By the end of the second bowl I was making sound effects to every hand movement he made.
I just took boredom to a whole new level. I just auto-tuned and remixed today's western civ lecture
She is only going home with him in hopes to give him herpes. She has been plotting some master revenge since 7th grade.
It was either a cute kinda butch tomgirl or a really fem guy. Either way, I made out with it. Bisexuality, my best friend.
I feel like I'm sitting in a sleigh of puddy. It's not a bathtub though because you need a sleigh to go down a mountain.
Just caught my first cougar this fake was worth every fucking penny.
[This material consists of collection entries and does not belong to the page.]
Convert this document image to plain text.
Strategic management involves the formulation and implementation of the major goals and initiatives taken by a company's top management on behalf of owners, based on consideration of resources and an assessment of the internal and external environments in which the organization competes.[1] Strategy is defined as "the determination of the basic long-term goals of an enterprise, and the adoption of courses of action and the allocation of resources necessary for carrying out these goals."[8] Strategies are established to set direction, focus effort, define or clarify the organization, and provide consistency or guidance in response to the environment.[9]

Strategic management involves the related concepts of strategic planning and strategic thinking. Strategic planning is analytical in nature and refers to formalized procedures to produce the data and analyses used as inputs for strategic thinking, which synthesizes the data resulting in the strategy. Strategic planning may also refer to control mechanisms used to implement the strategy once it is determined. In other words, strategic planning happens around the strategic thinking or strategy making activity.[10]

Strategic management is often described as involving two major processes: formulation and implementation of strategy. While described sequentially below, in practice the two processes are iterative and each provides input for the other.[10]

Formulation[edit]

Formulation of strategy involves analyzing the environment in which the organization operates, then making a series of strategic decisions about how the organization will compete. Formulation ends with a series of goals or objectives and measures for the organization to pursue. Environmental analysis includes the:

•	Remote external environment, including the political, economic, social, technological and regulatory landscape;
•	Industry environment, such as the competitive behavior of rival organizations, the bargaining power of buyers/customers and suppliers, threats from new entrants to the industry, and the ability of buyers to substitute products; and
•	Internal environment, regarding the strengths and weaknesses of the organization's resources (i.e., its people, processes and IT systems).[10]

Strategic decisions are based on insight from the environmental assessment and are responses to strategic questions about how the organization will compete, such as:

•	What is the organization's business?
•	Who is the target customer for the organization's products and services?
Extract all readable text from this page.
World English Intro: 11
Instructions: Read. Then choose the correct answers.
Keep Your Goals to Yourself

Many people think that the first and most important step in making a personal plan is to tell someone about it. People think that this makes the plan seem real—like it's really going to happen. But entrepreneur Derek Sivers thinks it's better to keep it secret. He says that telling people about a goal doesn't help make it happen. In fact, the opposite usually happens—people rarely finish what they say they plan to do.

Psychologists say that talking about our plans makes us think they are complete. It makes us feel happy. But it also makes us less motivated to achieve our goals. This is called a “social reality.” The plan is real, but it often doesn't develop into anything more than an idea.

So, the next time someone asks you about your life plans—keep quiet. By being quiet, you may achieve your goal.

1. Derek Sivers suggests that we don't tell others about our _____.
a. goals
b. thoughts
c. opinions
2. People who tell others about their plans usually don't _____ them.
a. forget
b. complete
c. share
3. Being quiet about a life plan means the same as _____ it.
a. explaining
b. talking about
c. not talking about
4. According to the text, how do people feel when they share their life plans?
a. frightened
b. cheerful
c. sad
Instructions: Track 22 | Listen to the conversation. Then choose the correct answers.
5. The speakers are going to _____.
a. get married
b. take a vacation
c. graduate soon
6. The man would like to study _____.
Also since my birthday I've on average fucked a new guy every 12.5 days. I'm doing an excel spreadsheet
The waitress just told me I'm asking alot. So far I've asked for a soul, an angel and carbombs
Can't wait to bequeath this flannel to my grandchildren someday.
'I've been using this to pick up lesbians since before you were born!'
On a separate note, I just found out some condoms aren't vegan. Problem.
Hahahaha I can't wait for you to ask "wait. are there any animal by products in that?"
Walgreens has pop rocks. Be prepared to get your dick sucked.
When i was tripping hard i was banging Jeff's roommate and her room turned into Hogwarts
Also when we were banging i thought my high school librarian was perched up on top of the stereo like a gargoyle but it ended up just being her cat
You aaa... you ever forget to wipe your ass?